Lancement de l’exposition « Markus Lüpertz, le faiseur de dieux »

Instant béni des dieux que cette rencontre avec Markus Lüpertz, tout à la fois éternel enfant, géant impressionnant au sourire ravageur et au regard perçant, et mystérieux dandy qui n’est pas sans rappeler un William S. Burroughs tout droit surgi de la Beat Génération. Comme son art, l’homme ne laisse pas indifférent.

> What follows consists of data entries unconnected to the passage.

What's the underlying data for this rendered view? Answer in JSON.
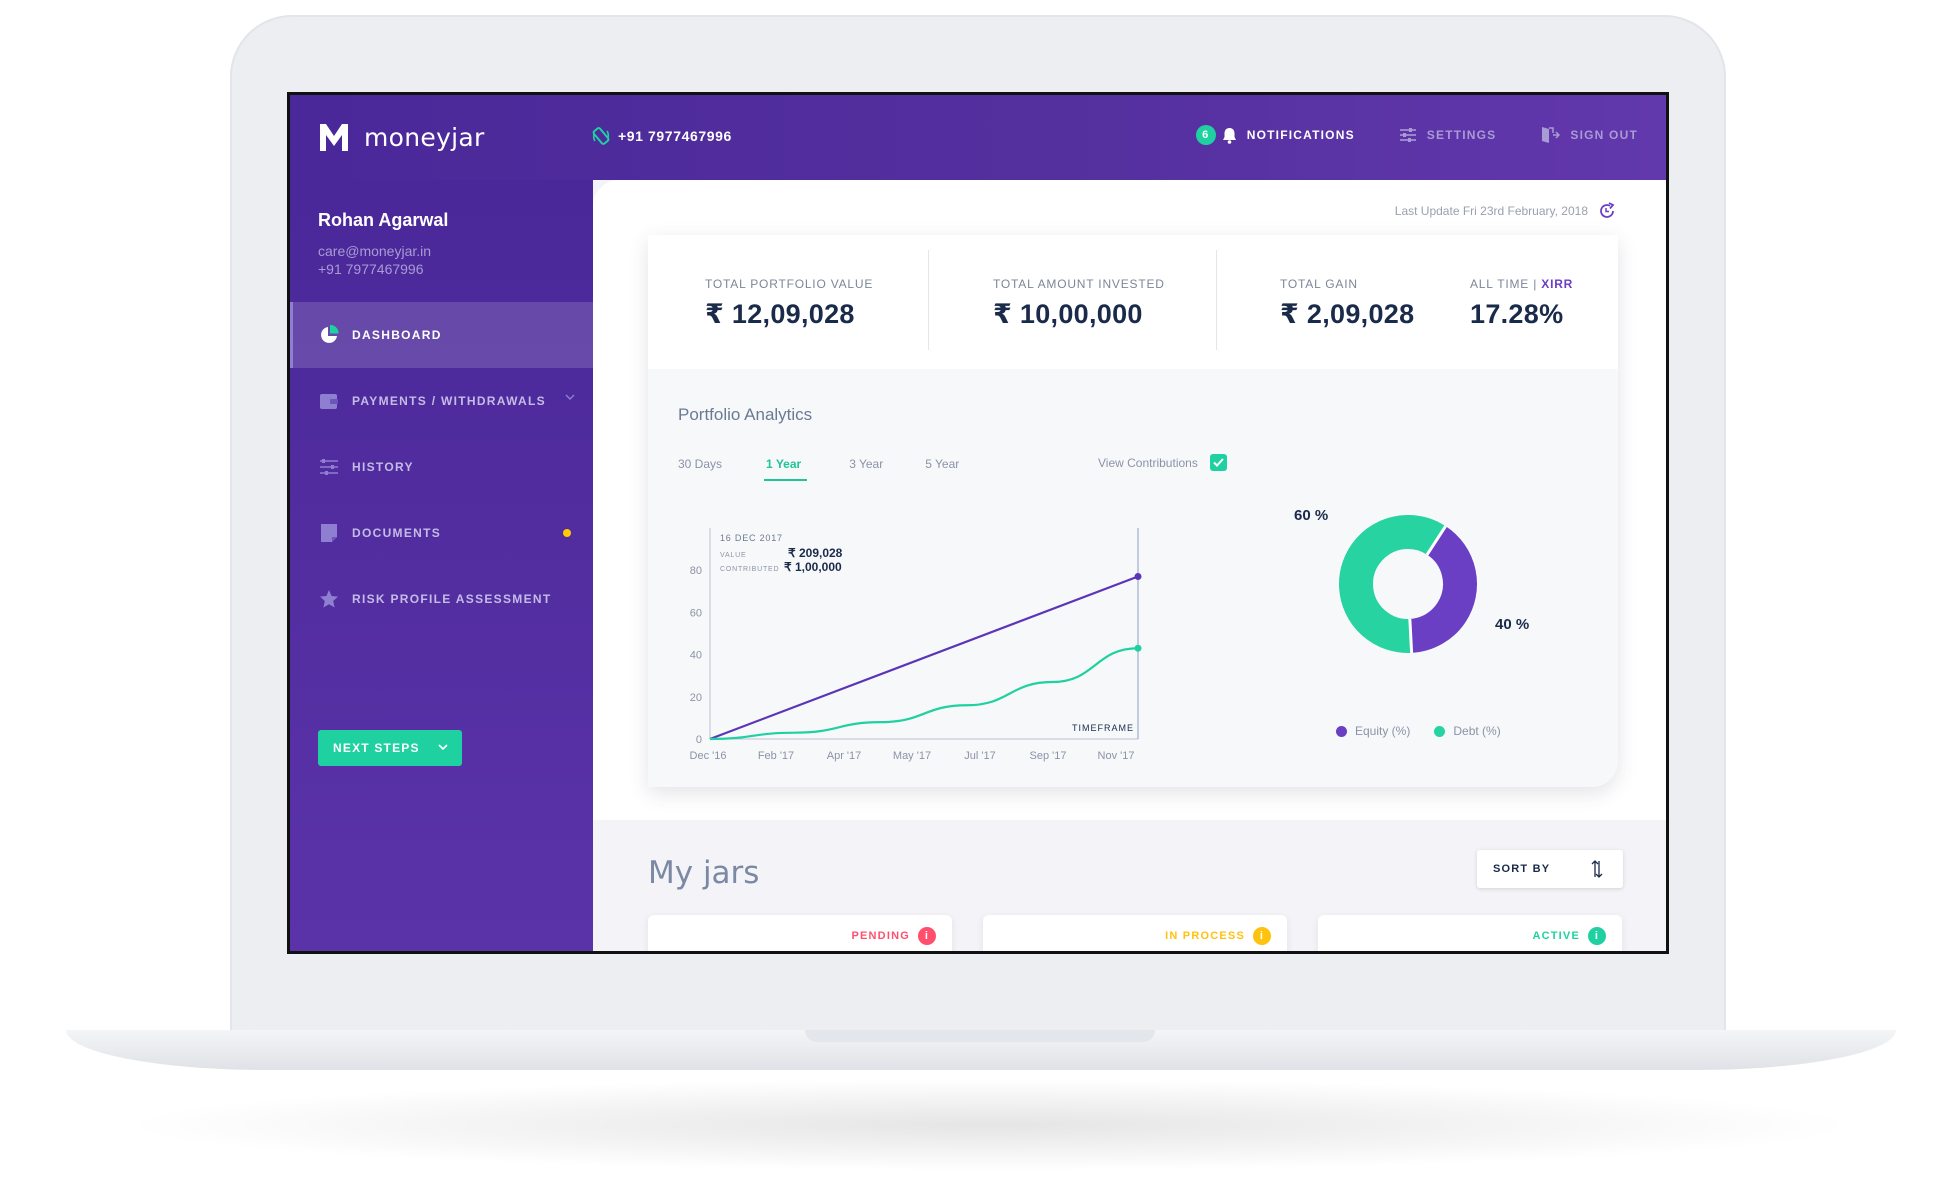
{
  "app": {
    "brand": "moneyjar",
    "phone": "+91 7977467996"
  },
  "topnav": {
    "notifications_count": "6",
    "notifications_label": "NOTIFICATIONS",
    "settings_label": "SETTINGS",
    "signout_label": "SIGN OUT"
  },
  "user": {
    "name": "Rohan Agarwal",
    "email": "care@moneyjar.in",
    "phone": "+91 7977467996"
  },
  "sidebar": {
    "items": [
      {
        "label": "DASHBOARD",
        "icon": "pie-chart-icon",
        "active": true
      },
      {
        "label": "PAYMENTS / WITHDRAWALS",
        "icon": "wallet-icon",
        "has_dropdown": true
      },
      {
        "label": "HISTORY",
        "icon": "sliders-icon"
      },
      {
        "label": "DOCUMENTS",
        "icon": "document-icon",
        "has_dot": true
      },
      {
        "label": "RISK PROFILE ASSESSMENT",
        "icon": "star-icon"
      }
    ],
    "next_steps_label": "NEXT STEPS"
  },
  "last_update": "Last Update Fri 23rd February, 2018",
  "stats": {
    "portfolio_label": "TOTAL PORTFOLIO VALUE",
    "portfolio_value": "₹ 12,09,028",
    "invested_label": "TOTAL AMOUNT INVESTED",
    "invested_value": "₹ 10,00,000",
    "gain_label": "TOTAL GAIN",
    "gain_value": "₹ 2,09,028",
    "xirr_label_prefix": "ALL TIME | ",
    "xirr_label": "XIRR",
    "xirr_value": "17.28%"
  },
  "analytics": {
    "title": "Portfolio Analytics",
    "tabs": [
      "30 Days",
      "1 Year",
      "3 Year",
      "5 Year"
    ],
    "active_tab": "1 Year",
    "view_contributions_label": "View Contributions",
    "view_contributions_checked": true,
    "tooltip": {
      "date": "16 DEC 2017",
      "value_label": "VALUE",
      "value": "₹ 209,028",
      "contributed_label": "CONTRIBUTED",
      "contributed": "₹ 1,00,000"
    },
    "timeframe_label": "TIMEFRAME"
  },
  "chart_data": [
    {
      "type": "line",
      "title": "",
      "xlabel": "TIMEFRAME",
      "ylabel": "",
      "x_ticks": [
        "Dec '16",
        "Feb '17",
        "Apr '17",
        "May '17",
        "Jul '17",
        "Sep '17",
        "Nov '17"
      ],
      "y_ticks": [
        0,
        20,
        40,
        60,
        80
      ],
      "ylim": [
        0,
        100
      ],
      "grid": false,
      "series": [
        {
          "name": "",
          "color": "#5b35b8",
          "x": [
            0,
            1
          ],
          "y": [
            0,
            77
          ]
        },
        {
          "name": "",
          "color": "#1fd1a0",
          "x": [
            0,
            0.2,
            0.4,
            0.6,
            0.8,
            1
          ],
          "y": [
            0,
            3,
            8,
            16,
            27,
            43
          ]
        }
      ]
    },
    {
      "type": "pie",
      "donut": true,
      "labels": [
        "Equity (%)",
        "Debt (%)"
      ],
      "values": [
        40,
        60
      ],
      "value_labels": [
        "40 %",
        "60 %"
      ],
      "colors": [
        "#6a3fc4",
        "#27d3a0"
      ]
    }
  ],
  "myjars": {
    "title": "My jars",
    "sort_label": "SORT BY",
    "jars": [
      {
        "status": "PENDING",
        "color": "#ff4f6d"
      },
      {
        "status": "IN PROCESS",
        "color": "#ffc20e"
      },
      {
        "status": "ACTIVE",
        "color": "#1fd1a0"
      }
    ]
  }
}
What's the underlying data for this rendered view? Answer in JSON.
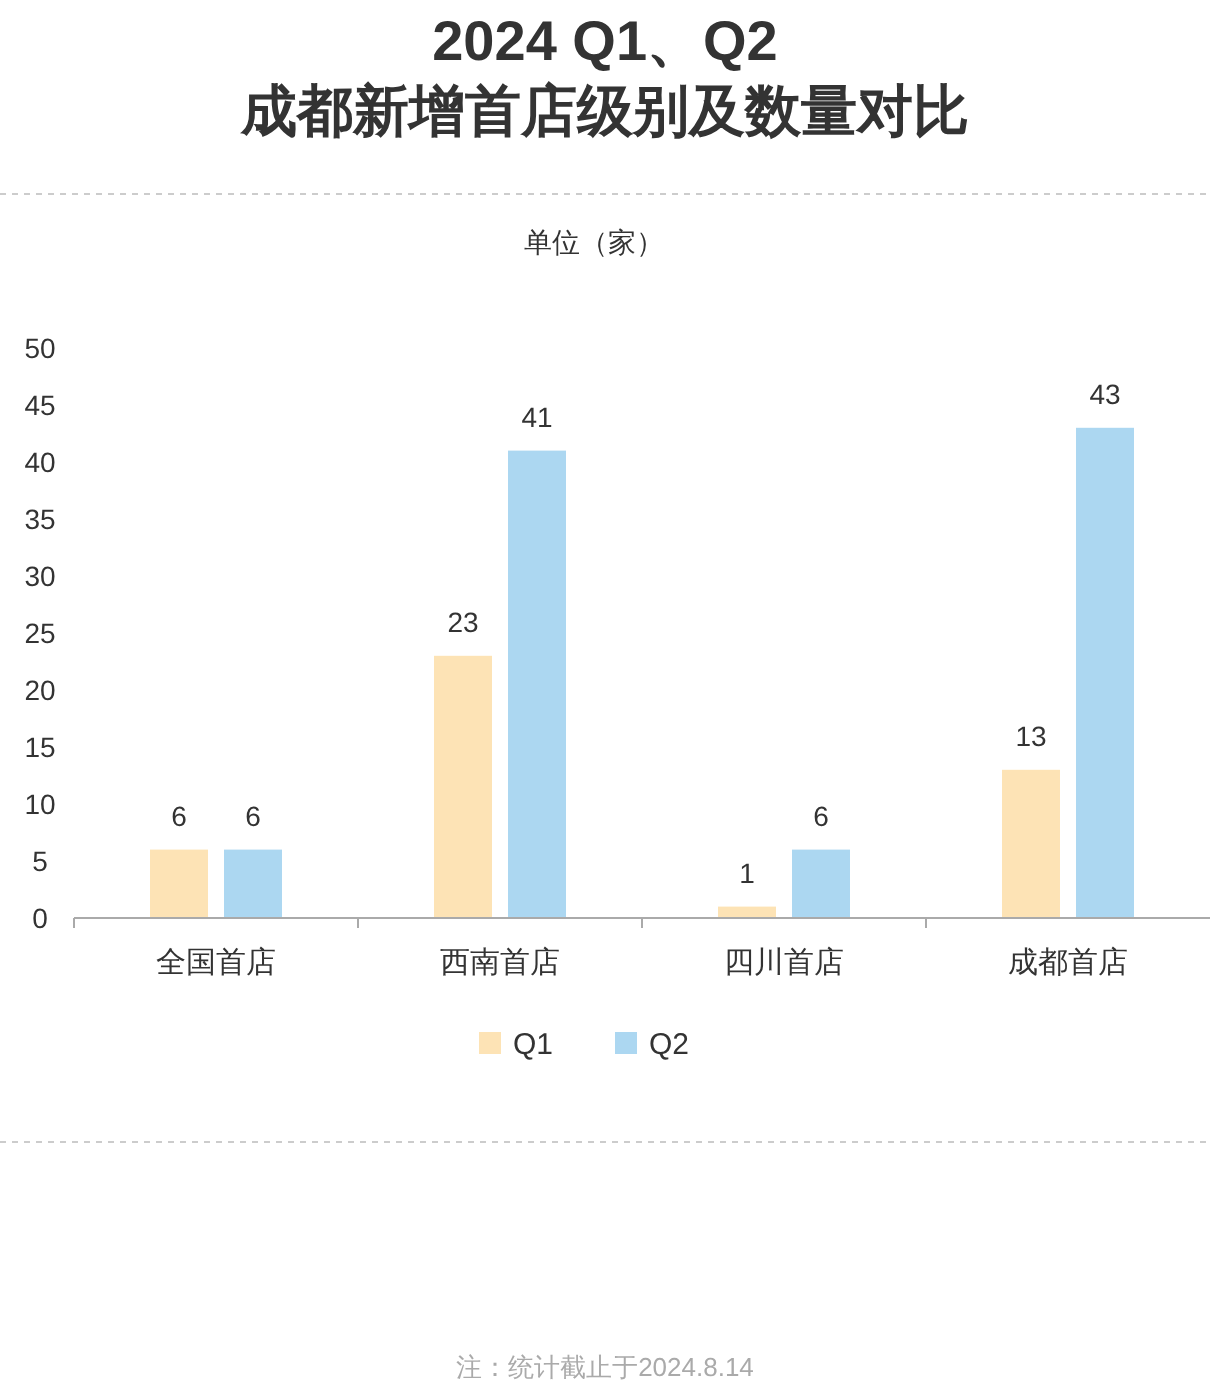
{
  "chart_data": {
    "type": "bar",
    "title": "2024 Q1、Q2\n成都新增首店级别及数量对比",
    "categories": [
      "全国首店",
      "西南首店",
      "四川首店",
      "成都首店"
    ],
    "series": [
      {
        "name": "Q1",
        "color": "#fde3b5",
        "values": [
          6,
          23,
          1,
          13
        ]
      },
      {
        "name": "Q2",
        "color": "#acd7f1",
        "values": [
          6,
          41,
          6,
          43
        ]
      }
    ],
    "ylim": [
      0,
      50
    ],
    "yticks": [
      0,
      5,
      10,
      15,
      20,
      25,
      30,
      35,
      40,
      45,
      50
    ],
    "data_labels": true,
    "legend": "bottom",
    "annotations": [
      "单位（家）",
      "注：统计截止于2024.8.14"
    ]
  }
}
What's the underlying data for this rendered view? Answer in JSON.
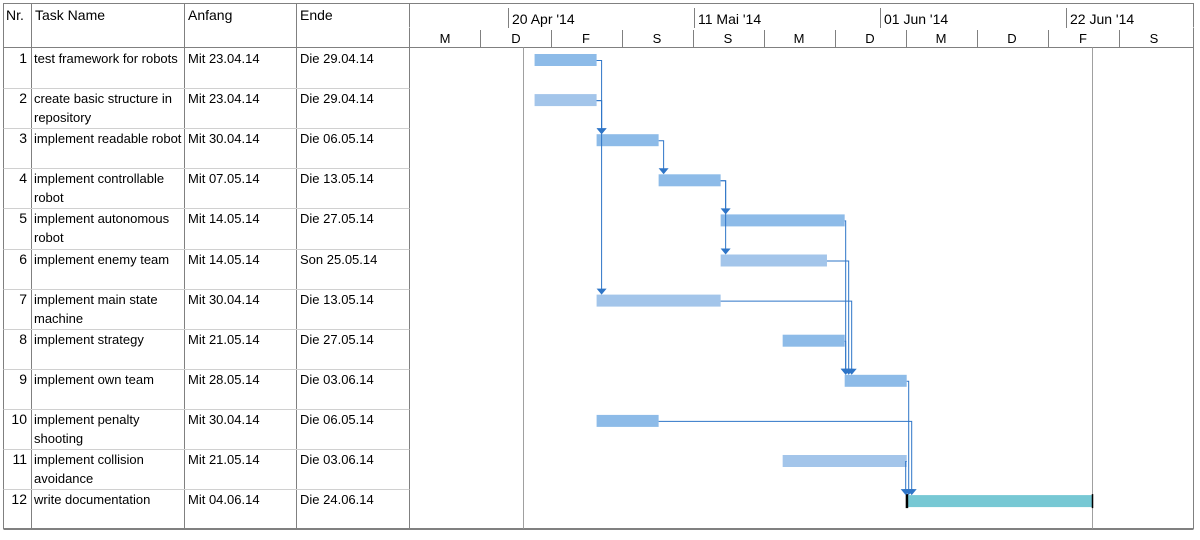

Avec un air espiègle qui ne le quitte jamais et des silences qui en disent long, Markus contemple le tour de force accompli par les équipes du musée des beaux-arts et de la ville pour déployer dans la ville ses 11 bronzes monumentaux qui dialoguent et se répondent avec ses dessins et ses peintures présentés au musée. L’aventure artistique ne fait que commencer pour celui qui a eu un coup de foudre pour Orléans, et réciproquement.

La ballade de Markus

« Avec cette exposition, on renverse le cours habituel des choses, nous interpelle Olivia Voisin, directrice des musées d’Orléans et grande pythie de cette cérémonie artistique. Le visiteur découvre l’œuvre de l’artiste dans l’espace public, dans la rue, les jardins et devant les monuments, avant même d’entrer au musée ». Les géants de bronze, tels des dieux tombés du ciel, entrent comme en collision avec les habitants tout en se fondant dans le paysage ! Telle est l’originalité d’une exposition qui, comme une douce musique, va durer 6 mois et graver dans le marbre une histoire forte entre la ville et l’un des chantres du néo-expressionnisme allemand.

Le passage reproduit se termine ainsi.